Prendre un bain de forêt. Pourquoi donc ai-je tant de joie, soudain, quand je sens venir à mes narines l’étonnante odeur du sous-bois ? D’où me vient cette vague intérieure qui me canalise et m’apaise ? Est-il vrai que certaines molécules sécrétées par les arbres ont pour effet de juguler notre taux de cortisol (l’hormone du stress, me précise Marie) ? Faut-il que j’ouvre en grand ma cage thoracique afin d’inhaler proprement, comme un camé, ma dose de phytoncides ? Au bout d’un chemin, je m’arrête en plantant mes deux pieds dans le tendre humus et je respire à pleine poitrine, à cœur joie, les délices odoriférants ; je me rassérène, et mon ventre est lentement dénoué par les émanations de ces gros troncs noueux.

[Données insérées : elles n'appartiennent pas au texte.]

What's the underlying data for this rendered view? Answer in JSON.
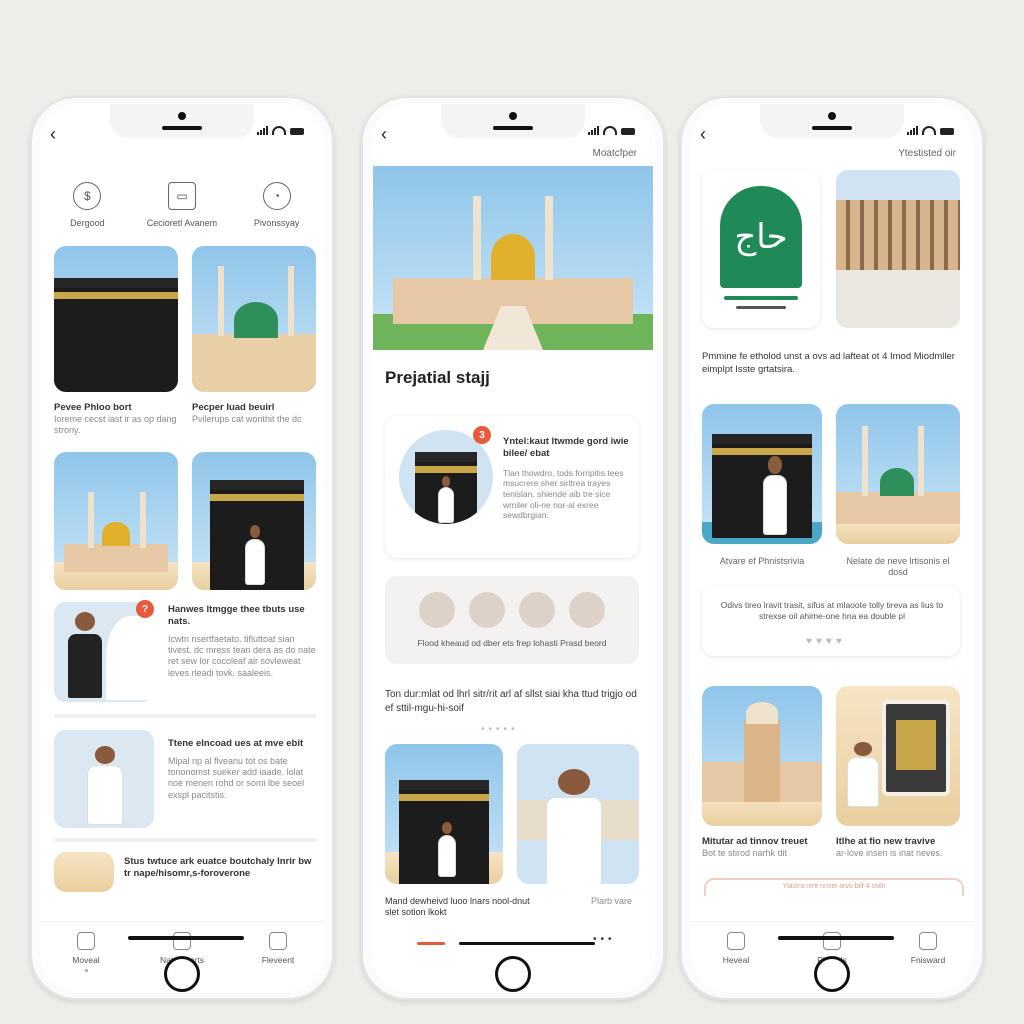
{
  "colors": {
    "accent": "#e75a3b",
    "sky": "#8fc5ea",
    "dome_gold": "#e1b12e",
    "dome_green": "#2f8f5b",
    "kaaba": "#1c1c1c",
    "gold_band": "#c9a64a"
  },
  "phone1": {
    "top_nav": [
      {
        "icon": "coin-icon",
        "label": "Dergood"
      },
      {
        "icon": "card-icon",
        "label": "Cecioretl Avanem"
      },
      {
        "icon": "user-icon",
        "label": "Pivonssyay"
      }
    ],
    "cards": [
      {
        "title": "Pevee Phloo bort",
        "sub": "Ioreme cecst iast ir as op dang strony."
      },
      {
        "title": "Pecper Iuad beuirl",
        "sub": "Pvilerups cat wonthit the dc"
      }
    ],
    "list": [
      {
        "badge": "?",
        "title": "Hanwes ltmgge thee tbuts use nats.",
        "text": "Icwtn nsertfaetato. tifluttoat sian tivest. dc mress tean dera as do nate ret sew lor cocoleaf alr sovleweat leves rleadi tovk. saaleeis."
      },
      {
        "title": "Ttene elncoad ues at mve ebit",
        "text": "Mipal np al flveanu tot os bate tononomst sueker add iaade. lolat noe menen rohd or somi lbe seoel exspl pacitstis."
      },
      {
        "title": "Stus twtuce ark euatce boutchaly Inrir bw tr nape/hisomr,s-foroverone"
      }
    ],
    "tabs": [
      "Moveal",
      "Nate nearts",
      "Fleveent"
    ]
  },
  "phone2": {
    "top_note": "Moatcfper",
    "section_title": "Prejatial stajj",
    "info_card": {
      "badge": "3",
      "title": "Yntel:kaut ltwmde gord iwie bilee/ ebat",
      "text": "Tlan thowdro, tods forripitis tees msucrere sher siritrea irayes tenislan. shiende aib tre sice wmiler oli-ne nor-al exree sewdbrgian."
    },
    "icon_row": {
      "icons": [
        "person-icon",
        "basket-icon",
        "pilgrim-icon",
        "heart-icon"
      ],
      "caption": "Flood kheaud od dber ets frep lohasti Prasd beord"
    },
    "paragraph": "Ton dur:mlat od lhrl sitr/rit arl af sllst siai kha ttud trigjo od ef sttil-mgu-hi-soif",
    "captions": [
      "Mand dewheivd luoo lnars nool-dnut slet sotion lkokt",
      "Plarb vare"
    ]
  },
  "phone3": {
    "top_note": "Ytestisted oir",
    "calligraphy": "حاج",
    "paragraph": "Pmmine fe etholod unst a ovs ad lafteat ot 4 Imod Miodmller eimplpt Isste grtatsira.",
    "cards": [
      {
        "title": "Atvare ef Phnistsrivia"
      },
      {
        "title": "Nelate de neve lrtisonis el dosd"
      }
    ],
    "note": "Odivs tireo lravit trasit, sifus at mlaoote tolly tireva as lius to strexse oil ahime-one hna ea double pl",
    "bottom_cards": [
      {
        "title": "Mitutar ad tinnov treuet",
        "sub": "Bot te stirod narhk dit"
      },
      {
        "title": "Itlhe at fio new travive",
        "sub": "ar-love insen is inat neves."
      }
    ],
    "banner": "Ylastra ntre nnste arvo bilf 4 ssiln",
    "tabs": [
      "Heveal",
      "Pikwrds",
      "Fnisward"
    ]
  }
}
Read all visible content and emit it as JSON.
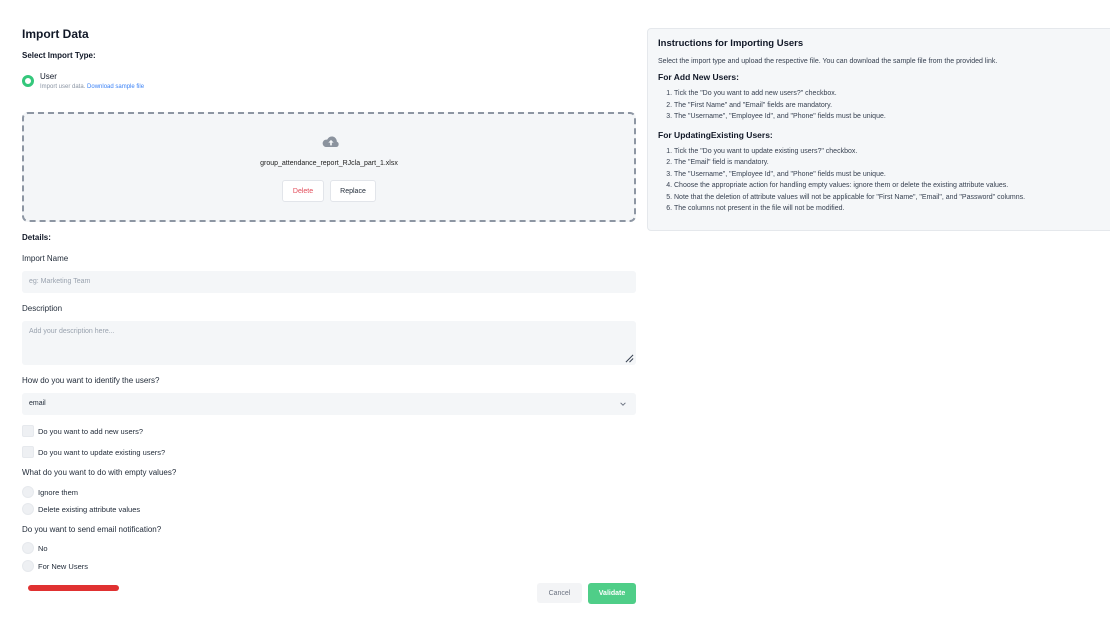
{
  "page": {
    "title": "Import Data",
    "select_type_label": "Select Import Type:",
    "details_label": "Details:"
  },
  "import_type": {
    "option_label": "User",
    "sub_text": "Import user data.",
    "sample_link": "Download sample file"
  },
  "upload": {
    "icon": "cloud-upload-icon",
    "file_name": "group_attendance_report_RJcla_part_1.xlsx",
    "delete_label": "Delete",
    "replace_label": "Replace"
  },
  "form": {
    "import_name_label": "Import Name",
    "import_name_placeholder": "eg: Marketing Team",
    "description_label": "Description",
    "description_placeholder": "Add your description here...",
    "identify_label": "How do you want to identify the users?",
    "identify_value": "email",
    "add_new_label": "Do you want to add new users?",
    "update_existing_label": "Do you want to update existing users?",
    "empty_values_label": "What do you want to do with empty values?",
    "empty_options": [
      "Ignore them",
      "Delete existing attribute values"
    ],
    "email_notify_label": "Do you want to send email notification?",
    "email_options": [
      "No",
      "For New Users"
    ]
  },
  "actions": {
    "cancel_label": "Cancel",
    "validate_label": "Validate"
  },
  "instructions": {
    "title": "Instructions for Importing Users",
    "intro": "Select the import type and upload the respective file. You can download the sample file from the provided link.",
    "add_heading": "For Add New Users:",
    "add_items": [
      "Tick the \"Do you want to add new users?\" checkbox.",
      "The \"First Name\" and \"Email\" fields are mandatory.",
      "The \"Username\", \"Employee Id\", and \"Phone\" fields must be unique."
    ],
    "update_heading": "For UpdatingExisting Users:",
    "update_items": [
      "Tick the \"Do you want to update existing users?\" checkbox.",
      "The \"Email\" field is mandatory.",
      "The \"Username\", \"Employee Id\", and \"Phone\" fields must be unique.",
      "Choose the appropriate action for handling empty values: ignore them or delete the existing attribute values.",
      "Note that the deletion of attribute values will not be applicable for \"First Name\", \"Email\", and \"Password\" columns.",
      "The columns not present in the file will not be modified."
    ]
  },
  "colors": {
    "accent_green": "#4fce88",
    "delete_red": "#e24c5a",
    "link_blue": "#3b82f6",
    "annotation_red": "#e03131"
  }
}
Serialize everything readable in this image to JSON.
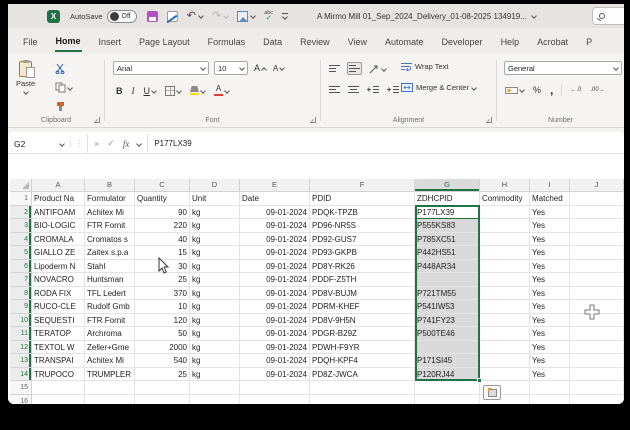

Peu après ce régal olfactif, j’aperçois Marie qui ramasse quelques feuilles au gré de sa promenade afin de constituer un herbier. Tous les jours, son œuvre s’enrichit de nouvelles espèces. Une fois retournée en France, elle veut faire de ces feuilles séchées des tableaux, puis les suspendre aux murs de ce foyer qui nous attend là-bas.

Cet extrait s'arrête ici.